On multiple occasions, as we are doing right now, it has been fair to wonder whether a team playing primarily .500 ball was heading on a nosedive south from which they would never recover.

Early this year, when they fell to 3-6 after a three-game sweep in their first three home games ... they rallied to win their next three against Kansas City to even their record.

They dropped four in a row after starting 12-11, but then they won three in a row to get back to 15-15.

Four more consecutive losses in late May pushed them to 23-25, but they leveled themselves by going 9-8 over the next 17.

That, though, brought them to this recent stretch: five consecutive losses, four by one run, many in heartbreaking fashion and none more so than Wednesday's game in Boston. The mental difference between winning a 1-0 game in extra innings and losing it 2-1 -- not to mention snapping a losing streak and salvaging a once-promising road trip with a 4-5 mark instead of 3-6 -- is hard to calculate, but it is significant.
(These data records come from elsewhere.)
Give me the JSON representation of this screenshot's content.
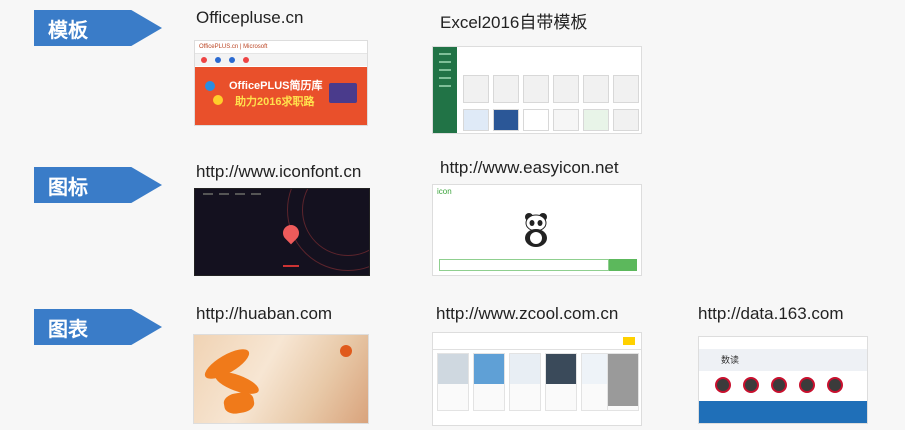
{
  "rows": [
    {
      "label": "模板"
    },
    {
      "label": "图标"
    },
    {
      "label": "图表"
    }
  ],
  "sites": {
    "officeplus": {
      "title": "Officepluse.cn",
      "logo": "OfficePLUS.cn | Microsoft",
      "banner_line1": "OfficePLUS简历库",
      "banner_line2": "助力2016求职路"
    },
    "excel": {
      "title": "Excel2016自带模板"
    },
    "iconfont": {
      "title": "http://www.iconfont.cn"
    },
    "easyicon": {
      "title": "http://www.easyicon.net",
      "logo": "icon"
    },
    "huaban": {
      "title": "http://huaban.com"
    },
    "zcool": {
      "title": "http://www.zcool.com.cn"
    },
    "data163": {
      "title": "http://data.163.com",
      "logo": "数读"
    }
  },
  "colors": {
    "arrow": "#3a7cc8",
    "excel_green": "#217346",
    "office_orange": "#e9502b",
    "huaban_orange": "#f07a1a",
    "zcool_yellow": "#ffd100",
    "netease_red": "#c8102e"
  }
}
The Twins are now 32-38, six games under .500 for the first time all year. So once again we find ourselves asking: is this the point where the Twins break? Do five losses in a row become 11 of 13, 14 of 17? Our guess this season is no based on the starting pitching being better than in past seasons; then again, we just watched three starting pitchers throw about as well as possible at Fenway, only to have the bats go silent in a sweep.

Still, though, our guess is no. This is a cycle with this year's Twins, not a trend like it was from 2011-13. But we could be wrong, and it's precarious regardless heading into this four-game series vs. the White Sox.